JPU Satrio menjelaskan, Miftahul mengenal kedua terdakwa melalui Ariyanto. Dalam prosesnya, Satrio dan Rully tidak pernah memastikan penyaluran tagihan termin proyek tersebut dari Kementerian kepada CV Mega Larsindo.
“Padahal, hal tersebut menyalahi SOP karena nantinya berpengaruh kepada Bank Banten yang tidak bisa melakukan auto debit,” ujarnya.
Satrio menjelaskan, pada tanggal 9 Mei 2018 komite kredit yang terdiri dari saksi Lekso, terdakwa Satrio dan Rully kemudian memberikan persetujuan KMK dengan plafon sebesar Rp550 juta dengan jangka waktu perjanjian kredit selama 5 bulan. Kemudian, dilakukan penandatanganan perjanjian kredit sampai dengan penarikan kredit.

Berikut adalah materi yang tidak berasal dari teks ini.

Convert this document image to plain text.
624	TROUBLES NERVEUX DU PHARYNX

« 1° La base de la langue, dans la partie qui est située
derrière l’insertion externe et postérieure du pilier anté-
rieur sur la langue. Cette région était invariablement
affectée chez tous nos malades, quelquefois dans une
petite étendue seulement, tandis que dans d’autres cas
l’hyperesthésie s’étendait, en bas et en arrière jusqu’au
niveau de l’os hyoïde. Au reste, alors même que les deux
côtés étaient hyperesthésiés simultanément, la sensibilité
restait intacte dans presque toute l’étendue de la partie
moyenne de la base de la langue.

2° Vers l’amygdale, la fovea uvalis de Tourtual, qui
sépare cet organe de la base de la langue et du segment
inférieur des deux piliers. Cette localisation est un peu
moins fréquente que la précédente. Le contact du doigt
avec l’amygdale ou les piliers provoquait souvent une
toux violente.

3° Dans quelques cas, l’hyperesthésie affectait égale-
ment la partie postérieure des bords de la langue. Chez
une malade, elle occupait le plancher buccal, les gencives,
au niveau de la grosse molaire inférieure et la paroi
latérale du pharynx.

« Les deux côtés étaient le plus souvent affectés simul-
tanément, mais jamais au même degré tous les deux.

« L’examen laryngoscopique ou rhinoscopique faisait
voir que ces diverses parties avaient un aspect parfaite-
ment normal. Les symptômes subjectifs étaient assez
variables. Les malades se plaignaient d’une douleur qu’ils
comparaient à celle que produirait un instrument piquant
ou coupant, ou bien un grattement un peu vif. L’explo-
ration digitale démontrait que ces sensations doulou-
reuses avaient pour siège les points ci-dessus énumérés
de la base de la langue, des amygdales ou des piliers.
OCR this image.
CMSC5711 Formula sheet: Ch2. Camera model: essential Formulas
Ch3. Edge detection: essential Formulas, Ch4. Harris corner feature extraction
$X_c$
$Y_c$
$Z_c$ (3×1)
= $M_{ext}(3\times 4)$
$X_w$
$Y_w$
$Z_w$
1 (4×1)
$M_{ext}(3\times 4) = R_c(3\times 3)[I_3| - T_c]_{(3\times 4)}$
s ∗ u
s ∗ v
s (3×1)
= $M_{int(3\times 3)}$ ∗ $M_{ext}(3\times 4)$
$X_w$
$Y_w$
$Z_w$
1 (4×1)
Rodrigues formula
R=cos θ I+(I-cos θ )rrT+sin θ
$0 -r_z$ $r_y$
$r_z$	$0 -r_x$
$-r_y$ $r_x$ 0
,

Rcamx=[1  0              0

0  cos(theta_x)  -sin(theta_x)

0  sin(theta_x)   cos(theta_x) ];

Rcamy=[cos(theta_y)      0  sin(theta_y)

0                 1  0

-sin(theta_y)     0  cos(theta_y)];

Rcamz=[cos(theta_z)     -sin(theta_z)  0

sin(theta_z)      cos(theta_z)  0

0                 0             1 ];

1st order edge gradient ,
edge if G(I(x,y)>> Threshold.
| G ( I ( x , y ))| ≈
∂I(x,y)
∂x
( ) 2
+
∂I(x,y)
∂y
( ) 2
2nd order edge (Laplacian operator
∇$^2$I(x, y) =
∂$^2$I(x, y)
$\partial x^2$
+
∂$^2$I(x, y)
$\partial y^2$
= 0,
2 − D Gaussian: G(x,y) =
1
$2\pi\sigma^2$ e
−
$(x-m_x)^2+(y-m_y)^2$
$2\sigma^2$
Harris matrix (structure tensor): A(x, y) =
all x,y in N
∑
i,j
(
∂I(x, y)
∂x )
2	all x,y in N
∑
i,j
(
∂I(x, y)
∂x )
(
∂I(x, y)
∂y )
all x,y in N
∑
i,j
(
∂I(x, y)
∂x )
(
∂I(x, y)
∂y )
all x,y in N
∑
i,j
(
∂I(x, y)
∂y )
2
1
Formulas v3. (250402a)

“Terdapat persyaratan penandatanganan kredit dan persyaratan penarikan kredit yang tidak dipenuhi oleh CV Mega Larsindo Utama selaku debitur,” katanya.

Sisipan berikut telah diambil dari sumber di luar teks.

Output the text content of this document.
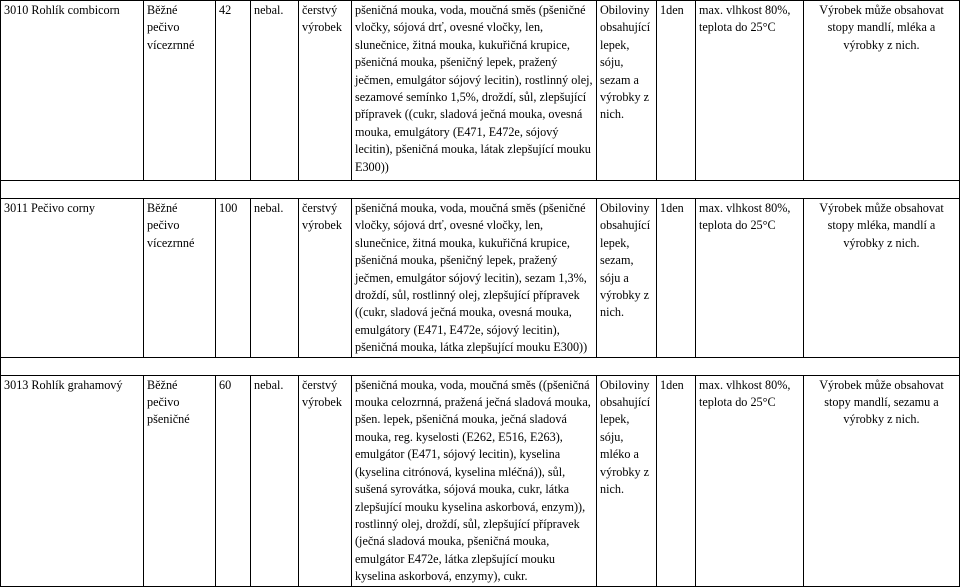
3010 Rohlík combicorn	Běžné pečivo vícezrnné	42	nebal.	čerstvý výrobek	pšeničná mouka, voda, moučná směs (pšeničné vločky, sójová drť, ovesné vločky, len, slunečnice, žitná mouka, kukuřičná krupice, pšeničná mouka, pšeničný lepek, pražený ječmen, emulgátor sójový lecitin), rostlinný olej, sezamové semínko 1,5%, droždí, sůl, zlepšující přípravek ((cukr, sladová ječná mouka, ovesná mouka, emulgátory (E471, E472e, sójový lecitin), pšeničná mouka, látak zlepšující mouku E300))	Obiloviny obsahující lepek, sóju, sezam a výrobky z nich.	1den	max. vlhkost 80%, teplota do 25°C	Výrobek může obsahovat stopy mandlí, mléka a výrobky z nich.

3011 Pečivo corny	Běžné pečivo vícezrnné	100	nebal.	čerstvý výrobek	pšeničná mouka, voda, moučná směs (pšeničné vločky, sójová drť, ovesné vločky, len, slunečnice, žitná mouka, kukuřičná krupice, pšeničná mouka, pšeničný lepek, pražený ječmen, emulgátor sójový lecitin), sezam 1,3%, droždí, sůl, rostlinný olej, zlepšující přípravek ((cukr, sladová ječná mouka, ovesná mouka, emulgátory (E471, E472e, sójový lecitin), pšeničná mouka, látka zlepšující mouku E300))	Obiloviny obsahující lepek, sezam, sóju a výrobky z nich.	1den	max. vlhkost 80%, teplota do 25°C	Výrobek může obsahovat stopy mléka, mandlí a výrobky z nich.

3013 Rohlík grahamový	Běžné pečivo pšeničné	60	nebal.	čerstvý výrobek	pšeničná mouka, voda, moučná směs ((pšeničná mouka celozrnná, pražená ječná sladová mouka, pšen. lepek, pšeničná mouka, ječná sladová mouka, reg. kyselosti (E262, E516, E263), emulgátor (E471, sójový lecitin), kyselina (kyselina citrónová, kyselina mléčná)), sůl, sušená syrovátka, sójová mouka, cukr, látka zlepšující mouku kyselina askorbová, enzym)), rostlinný olej, droždí, sůl, zlepšující přípravek (ječná sladová mouka, pšeničná mouka, emulgátor E472e, látka zlepšující mouku kyselina askorbová, enzymy), cukr.	Obiloviny obsahující lepek, sóju, mléko a výrobky z nich.	1den	max. vlhkost 80%, teplota do 25°C	Výrobek může obsahovat stopy mandlí, sezamu a výrobky z nich.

Pada tanggal 14 Mei 2018 sambung JPU Satrio dilakukan pencairan tahap pertama sebesar Rp328,5 juta dan tahap kedua pada 28 Mei 2018 sebesar Rp167 juta. JPU menanggap seharusnya dana tersebut tidak dicairkan karena terdapat dokumen persyaratan yang tidak lengkap.
“Terdapat beberapa persyaratan tidak terpenuhi,” ujarnya. Satrio mengatakan, pada 21 September 2018, proyek pembangunan masjid tersebut rampung dan Kementerian Ketenagakerjaan RI membayarkan nilai kontrak tersebut seluruhnya kepada CV Mega Larsindo melalui Bank Bjb.
Uang pencairan tersebut kemudian tidak dibayarkan kepada Bank Banten dan malahan uang sebesar kurang Rp600 juta diserahkan terdakwa Miftahul kepada Ariyanto. Sedangkan sisanya Rp200 juta dipergunakan untuk membayar material dan tukang serta gaji dirinya.
“Sehingga baik terdakwa dan saudara Ariyanto tidak melakukan pembayaran Kredit Modal Kerja Kontruksi (KMKK) kepada Bank Pembangunan Daerah Banten,” katanya.
Akibat persoalan tersebut, KMKK CV Mega Larasindo dinyatakan macet dengan kolektabilitas 5. Total kewajiban yang harus dibayar dan jadi kerugian negara yaitu Rp776 juta.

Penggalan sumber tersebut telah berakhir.